Whatever that claims to be, it is not a system for Tongyong for Taiwanese.
For Mandarin and Taiwanese to have the same romanisation, that would mean that the letters have to have the same sound in Taiwanese and Mandarin. That is clearly not the case with this chart. In fact this chart is too weird to figure out. What’s with all these 'zh’s and stuff. Tongyong doesn’t have these.
Furthermore, the comparison with zhuyin fuhao is strange. What’s this:
[quote=“daltongang”]the heading says it’s for hakka.[/quote]That’s what I thought it said too. But judging by the lack of modesty in his posts, Feiren is abviously fluent in Mandarin and Taiwanese, so I didn’t want to look silly by commenting.

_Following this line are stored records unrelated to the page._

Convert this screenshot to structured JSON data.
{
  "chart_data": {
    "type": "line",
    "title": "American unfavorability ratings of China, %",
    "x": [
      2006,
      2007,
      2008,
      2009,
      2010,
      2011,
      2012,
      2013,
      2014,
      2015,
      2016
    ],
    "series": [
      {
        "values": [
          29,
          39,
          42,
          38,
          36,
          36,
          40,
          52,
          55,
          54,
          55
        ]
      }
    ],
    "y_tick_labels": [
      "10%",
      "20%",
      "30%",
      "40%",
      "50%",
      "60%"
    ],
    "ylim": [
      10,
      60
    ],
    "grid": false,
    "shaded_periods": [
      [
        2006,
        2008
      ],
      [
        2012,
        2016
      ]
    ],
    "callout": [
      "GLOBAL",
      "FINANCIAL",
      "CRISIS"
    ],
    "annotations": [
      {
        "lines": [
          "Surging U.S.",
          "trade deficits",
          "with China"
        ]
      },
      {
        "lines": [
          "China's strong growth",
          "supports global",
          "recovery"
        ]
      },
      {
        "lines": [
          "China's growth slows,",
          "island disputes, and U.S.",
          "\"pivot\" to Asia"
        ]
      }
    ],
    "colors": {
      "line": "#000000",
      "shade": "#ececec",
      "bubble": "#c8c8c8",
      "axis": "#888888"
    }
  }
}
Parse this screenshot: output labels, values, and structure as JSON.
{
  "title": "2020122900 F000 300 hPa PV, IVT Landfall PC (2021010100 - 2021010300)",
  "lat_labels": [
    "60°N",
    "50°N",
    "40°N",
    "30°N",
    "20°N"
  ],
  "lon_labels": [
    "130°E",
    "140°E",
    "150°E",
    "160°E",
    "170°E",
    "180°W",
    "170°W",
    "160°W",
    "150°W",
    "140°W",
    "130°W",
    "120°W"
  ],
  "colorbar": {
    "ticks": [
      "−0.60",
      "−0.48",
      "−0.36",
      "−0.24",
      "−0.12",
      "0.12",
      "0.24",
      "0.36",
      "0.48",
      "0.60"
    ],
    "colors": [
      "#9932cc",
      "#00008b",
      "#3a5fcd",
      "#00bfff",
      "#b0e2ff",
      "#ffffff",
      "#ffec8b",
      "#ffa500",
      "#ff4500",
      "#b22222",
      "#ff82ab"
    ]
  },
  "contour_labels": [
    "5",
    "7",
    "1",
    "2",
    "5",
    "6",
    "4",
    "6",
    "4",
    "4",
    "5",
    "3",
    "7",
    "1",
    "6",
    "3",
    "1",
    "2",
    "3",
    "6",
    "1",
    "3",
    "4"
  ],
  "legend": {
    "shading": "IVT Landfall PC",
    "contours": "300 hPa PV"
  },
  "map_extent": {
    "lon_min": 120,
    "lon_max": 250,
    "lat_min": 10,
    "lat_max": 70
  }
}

It does say that it is for Hakka. Where is Feiren now? It would be hard to use the same system with the same letters representing the same sounds for Hakka, Minnanhua or Mandarin as all of them are different languages.
Note: For the person using Hokkien to describe the language spoken in Taiwan, it isn’t accurate. Hokkien (or Fujianhua) is spoken in Northern Fujian around modern-day Fuzhou. The language spoken in Taiwan is based on Minnanhua, which is not the same as Hokkien. Minnanhua or Hoklo would be better ways to refer to the root language of Taiwanese.